The question of how long it's reasonable to keep identified circ records doesn't have a pat answer. I'll be interested to see the discussion, which is liable to get a bit heated! But I'm pretty sure that nearly twenty years is too long, even for special collections.

I have no idea why I checked out that Michael Moorcock book... and no memory of it. (To be clear, I don't think the records are in error! I just forgot.)
posted by humbug at 12:07 PM on June 6, 2021 [41 favorites]

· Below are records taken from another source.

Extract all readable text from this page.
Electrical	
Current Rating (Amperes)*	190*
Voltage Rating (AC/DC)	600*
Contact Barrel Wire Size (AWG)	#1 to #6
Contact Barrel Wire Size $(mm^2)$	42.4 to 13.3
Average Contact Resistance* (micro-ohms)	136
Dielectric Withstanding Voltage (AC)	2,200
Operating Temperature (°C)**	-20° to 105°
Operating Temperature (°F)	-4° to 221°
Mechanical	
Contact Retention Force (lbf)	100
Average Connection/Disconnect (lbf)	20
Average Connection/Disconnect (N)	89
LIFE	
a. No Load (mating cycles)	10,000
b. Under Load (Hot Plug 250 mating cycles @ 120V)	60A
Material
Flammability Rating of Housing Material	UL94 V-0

But my work email CAN be asked for by any Random Person, right? (Not "give me every email this prof has ever sent" but "every email containing the following keywords and here's why I'm asking.") That's how I've always understood the rule. Thanks for the clarification; I didn't realize the circ records had a different status.
posted by escabeche at 12:16 PM on June 6, 2021

But my work email CAN be asked for by any Random Person, right? (Not "give me every email this prof has ever sent" but "every email containing the following keywords and here's why I'm asking.")

I'm both an employee of the state I live in and an elected official; I've been advised that the first type of broad request can and does happen by both my workplace and my city lawyer, and have seen it happen to colleagues and other elected officials.

They do get to filter out personal correspondence (and other things that are covered by, e.g., FERPA) but everything else is fair game. I believe this might vary by state; mine has an unusually broad right-to-know law.
posted by damayanti at 12:33 PM on June 6, 2021 [1 favorite]

But I'm pretty sure that nearly twenty years is too long, even for special collections.

How about 200 years? I'm not sorry the London Library kept its circulation records from the 1840s so we can see what Charles Darwin was reading.
posted by verstegan at 12:41 PM on June 6, 2021 [1 favorite]

escabeche: If it's a non-confidential work record and you work for a public institution, yes, it's fair game under most circumstances. (Records officers have some discretion to refuse vexatious requests.) Even so, though, there have been politically-motivated attack-dog requests on faculty email at my institution, and the records officers were careful to strip out email with attached confidentiality rights (e.g. email between instructor and students).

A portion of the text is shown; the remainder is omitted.